Though negotiators had set a Jan. 22 deadline for Puerto Rico to adopt legislation approving the deal, the bondholders group on Wednesday agreed to extend the date to Feb. 16 and linked the legislation to a $111 million payment.

“Hearing from the politicians on the island that they want to get the deal done and that this extension would give them the time they needed was key for us,” said Dan Zacchei of Sloane & Co., a communications firm representing major bondholders. “There is still a lot of work to do but the goal now is for everyone to stay on the same page and get this across the finish line.”

Harder problems lie ahead. Even if Puerto Rico, the White House and Congress agree on a financial-control board, Republicans and Democrats still differ on other parts of a package that the administration is seeking.

The administration has said it wants a special allocation to balance Medicaid funds that Puerto Rico doesn’t get; Senate Finance Committee Chairman Orrin G. Hatch (R-Utah) wants to pay for that by taking funds from Obama’s health-care plan. Half the Puerto Rican population, or about 1.6 million people, are on Medicaid.

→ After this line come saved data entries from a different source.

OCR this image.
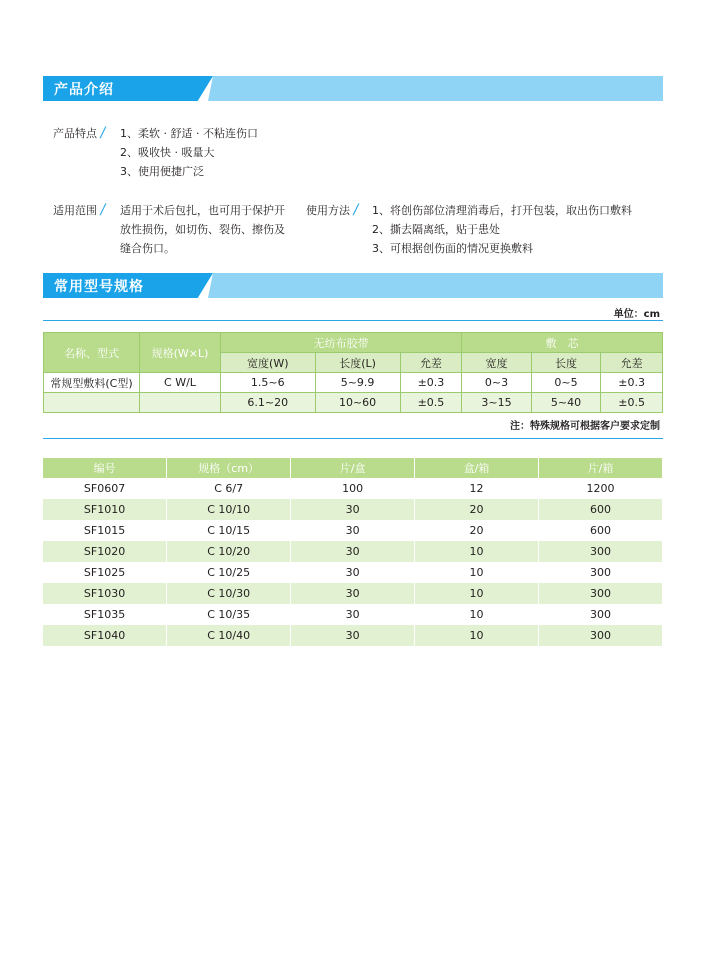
产品介绍
产品特点 / 1、柔软 · 舒适 · 不粘连伤口
2、吸收快 · 吸量大
3、使用便捷广泛
适用范围 / 适用于术后包扎，也可用于保护开
放性损伤，如切伤、裂伤、擦伤及
缝合伤口。
使用方法 / 1、将创伤部位清理消毒后，打开包装，取出伤口敷料
2、撕去隔离纸，贴于患处
3、可根据创伤面的情况更换敷料
常用型号规格
单位：cm
名称、型式	规格(W×L)	无纺布胶带			敷　芯		
		宽度(W)	长度(L)	允差	宽度	长度	允差
常规型敷料(C型)	C W/L	1.5~6	5~9.9	±0.3	0~3	0~5	±0.3
		6.1~20	10~60	±0.5	3~15	5~40	±0.5
注：特殊规格可根据客户要求定制
编号	规格（cm）	片/盒	盒/箱	片/箱
SF0607	C 6/7	100	12	1200
SF1010	C 10/10	30	20	600
SF1015	C 10/15	30	20	600
SF1020	C 10/20	30	10	300
SF1025	C 10/25	30	10	300
SF1030	C 10/30	30	10	300
SF1035	C 10/35	30	10	300
SF1040	C 10/40	30	10	300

The Affordable Care Act provided funds that run out in fiscal 2018.

The administration also wants to extend the earned-income tax credit to Puerto Rico, which doesn’t pay federal income taxes and therefore doesn’t currently get the EITC. Republicans have adamantly opposed anything they say might resemble a bailout of Puerto Rico.

Time is running short. The government has not paid tax refunds, it has raided state pension funds, and it owes money to suppliers and contractors. In May, the island’s Government Development Bank is supposed to pay $400 million to bondholders, and in July, the government must pay $1 billion more. One of the government’s advisers said they “did not have tricks left up our sleeve.”

“We’re at the point where suppliers are stretched as far as we can stretch them,” said Jim Millstein, a former Treasury official and a restructuring expert advising Puerto Rico’s governor. During a Jan. 18 conference call, he said that would mean no more supplies for hospitals or schools and further blows to the economy.

“When we don’t give taxpayers their money, that means that’s money they aren’t spending,” he said. Money paid to bondholders is flowing out of the territory, hurting growth further. Millstein said, “We have to get something done with creditors; otherwise, there will be widespread defaults.”